One of my favorite comparisons to use in the hospitality industry is a trip to your neighborhood hardware store. No matter where I end up or what neighborhoods I've lived in, local hardware stores bat about 100% when it comes to taking care of you when you walk through their doors.
Think of the similarities between these business and the restaurant world: customers walking through the door having an idea of what they want, but not totally sure; being overwhelmed by the similar products and different brands and not knowing how to make a product selection; being embarrassed to ask for assistance from the staff because you have no knowledge base; or having an idea for something and letting the staff guide you from scratch to make the right decision.
In those scenarios, whether you're talking about a locking miter router bit or an obscure imported ingredient, it is imperative to make your customer/guest feel comfortable and helped however needed to see them through the experience.

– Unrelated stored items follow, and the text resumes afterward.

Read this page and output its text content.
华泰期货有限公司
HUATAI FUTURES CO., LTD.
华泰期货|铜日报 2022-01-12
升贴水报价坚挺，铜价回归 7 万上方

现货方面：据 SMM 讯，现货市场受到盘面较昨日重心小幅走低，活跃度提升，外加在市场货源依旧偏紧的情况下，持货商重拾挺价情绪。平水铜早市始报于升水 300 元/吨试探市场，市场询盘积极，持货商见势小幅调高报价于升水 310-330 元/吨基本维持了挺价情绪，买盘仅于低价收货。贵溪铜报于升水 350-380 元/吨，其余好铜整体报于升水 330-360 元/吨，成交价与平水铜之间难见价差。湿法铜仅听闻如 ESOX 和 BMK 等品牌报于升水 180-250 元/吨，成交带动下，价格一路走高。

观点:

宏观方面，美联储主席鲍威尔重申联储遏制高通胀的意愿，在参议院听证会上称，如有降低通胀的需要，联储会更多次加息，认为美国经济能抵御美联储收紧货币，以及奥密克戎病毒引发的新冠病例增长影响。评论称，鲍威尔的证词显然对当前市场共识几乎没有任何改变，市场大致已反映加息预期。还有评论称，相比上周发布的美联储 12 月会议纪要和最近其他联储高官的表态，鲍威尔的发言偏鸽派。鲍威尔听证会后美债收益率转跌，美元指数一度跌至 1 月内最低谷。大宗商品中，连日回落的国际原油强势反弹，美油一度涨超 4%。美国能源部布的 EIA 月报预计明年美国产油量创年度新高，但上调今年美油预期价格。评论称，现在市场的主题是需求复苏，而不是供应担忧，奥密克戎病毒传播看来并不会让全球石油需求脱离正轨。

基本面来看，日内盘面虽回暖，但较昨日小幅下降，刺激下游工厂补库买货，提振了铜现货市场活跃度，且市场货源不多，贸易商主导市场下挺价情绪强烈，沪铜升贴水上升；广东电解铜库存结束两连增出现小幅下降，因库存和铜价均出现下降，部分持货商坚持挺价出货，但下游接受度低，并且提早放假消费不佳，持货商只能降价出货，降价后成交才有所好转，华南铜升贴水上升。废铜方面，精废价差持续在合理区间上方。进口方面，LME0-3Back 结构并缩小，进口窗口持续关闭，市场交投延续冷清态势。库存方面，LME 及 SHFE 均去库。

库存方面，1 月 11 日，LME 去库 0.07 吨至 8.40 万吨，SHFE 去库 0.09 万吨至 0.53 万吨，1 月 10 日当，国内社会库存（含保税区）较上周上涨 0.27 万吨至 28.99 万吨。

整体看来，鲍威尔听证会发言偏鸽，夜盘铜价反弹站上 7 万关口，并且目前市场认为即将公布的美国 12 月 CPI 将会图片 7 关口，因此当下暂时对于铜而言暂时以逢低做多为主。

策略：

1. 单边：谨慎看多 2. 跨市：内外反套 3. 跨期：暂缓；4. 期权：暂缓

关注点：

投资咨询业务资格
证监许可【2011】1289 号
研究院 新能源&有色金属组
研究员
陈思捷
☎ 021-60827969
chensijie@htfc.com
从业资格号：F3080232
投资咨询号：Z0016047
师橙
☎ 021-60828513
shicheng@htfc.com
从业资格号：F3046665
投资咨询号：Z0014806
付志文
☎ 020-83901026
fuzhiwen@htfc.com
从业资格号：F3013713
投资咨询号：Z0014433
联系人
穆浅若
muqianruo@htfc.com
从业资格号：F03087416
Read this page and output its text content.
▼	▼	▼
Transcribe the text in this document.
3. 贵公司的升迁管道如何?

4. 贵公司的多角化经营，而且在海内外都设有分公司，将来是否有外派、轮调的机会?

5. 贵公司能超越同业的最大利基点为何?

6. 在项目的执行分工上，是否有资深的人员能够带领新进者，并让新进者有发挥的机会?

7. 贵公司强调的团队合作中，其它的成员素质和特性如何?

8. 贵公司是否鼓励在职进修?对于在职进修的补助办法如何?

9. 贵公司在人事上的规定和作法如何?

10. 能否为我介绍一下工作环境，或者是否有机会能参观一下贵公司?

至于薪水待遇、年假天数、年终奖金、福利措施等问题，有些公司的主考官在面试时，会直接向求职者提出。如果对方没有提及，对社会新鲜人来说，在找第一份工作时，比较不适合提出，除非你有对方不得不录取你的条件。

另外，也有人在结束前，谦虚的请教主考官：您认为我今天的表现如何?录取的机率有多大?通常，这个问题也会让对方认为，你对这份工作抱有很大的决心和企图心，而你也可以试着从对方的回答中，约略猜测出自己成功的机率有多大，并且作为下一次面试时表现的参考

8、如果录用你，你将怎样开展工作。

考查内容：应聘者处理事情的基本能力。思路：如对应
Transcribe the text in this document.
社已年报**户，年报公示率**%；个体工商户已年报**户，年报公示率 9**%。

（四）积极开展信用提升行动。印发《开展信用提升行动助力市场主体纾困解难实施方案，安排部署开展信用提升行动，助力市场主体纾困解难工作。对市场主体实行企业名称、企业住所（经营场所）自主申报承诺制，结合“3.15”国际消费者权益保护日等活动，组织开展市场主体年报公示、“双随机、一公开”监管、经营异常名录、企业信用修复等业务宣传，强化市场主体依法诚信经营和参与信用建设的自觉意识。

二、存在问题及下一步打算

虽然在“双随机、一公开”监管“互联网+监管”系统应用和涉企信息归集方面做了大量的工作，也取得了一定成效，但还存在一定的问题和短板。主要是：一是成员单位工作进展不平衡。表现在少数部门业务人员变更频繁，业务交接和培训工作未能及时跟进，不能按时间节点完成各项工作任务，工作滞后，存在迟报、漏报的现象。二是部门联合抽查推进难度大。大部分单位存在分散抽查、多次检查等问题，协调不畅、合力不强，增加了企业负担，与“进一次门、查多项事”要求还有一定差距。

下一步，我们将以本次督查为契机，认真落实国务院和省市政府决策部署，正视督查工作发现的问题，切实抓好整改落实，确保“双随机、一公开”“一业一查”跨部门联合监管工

Now, if you'll pardon me for sounding a little cynical here—why is it that so many restaurant servers don't feel an obligation to seeing an unsure guest though an experience that may be new to them? In contrast, nearly every time I walk into a hardware store I get prompt and friendly help that doesn't make me feel stupid for having little idea of what I'm talking about.
I think the answer to that cynical question lies in the sometimes shaky foundation of how the hospitality industry trains people and sets expectations for staff roles. If we focused more on teaching our staff why we do what we do and how people should feel walking through our doors, I truly believe it would go a long way in getting employees to buy into the effort we are asking of them to do things the right way.
Now don't get me wrong, it's important to have SOPs and systems in place. Attention to detail and menu knowledge are essential. But if we allow our staff, the front lines of our hospitality businesses, the opportunity to fully realize what it means to be taken care of through tangible examples, our industry will be better for it.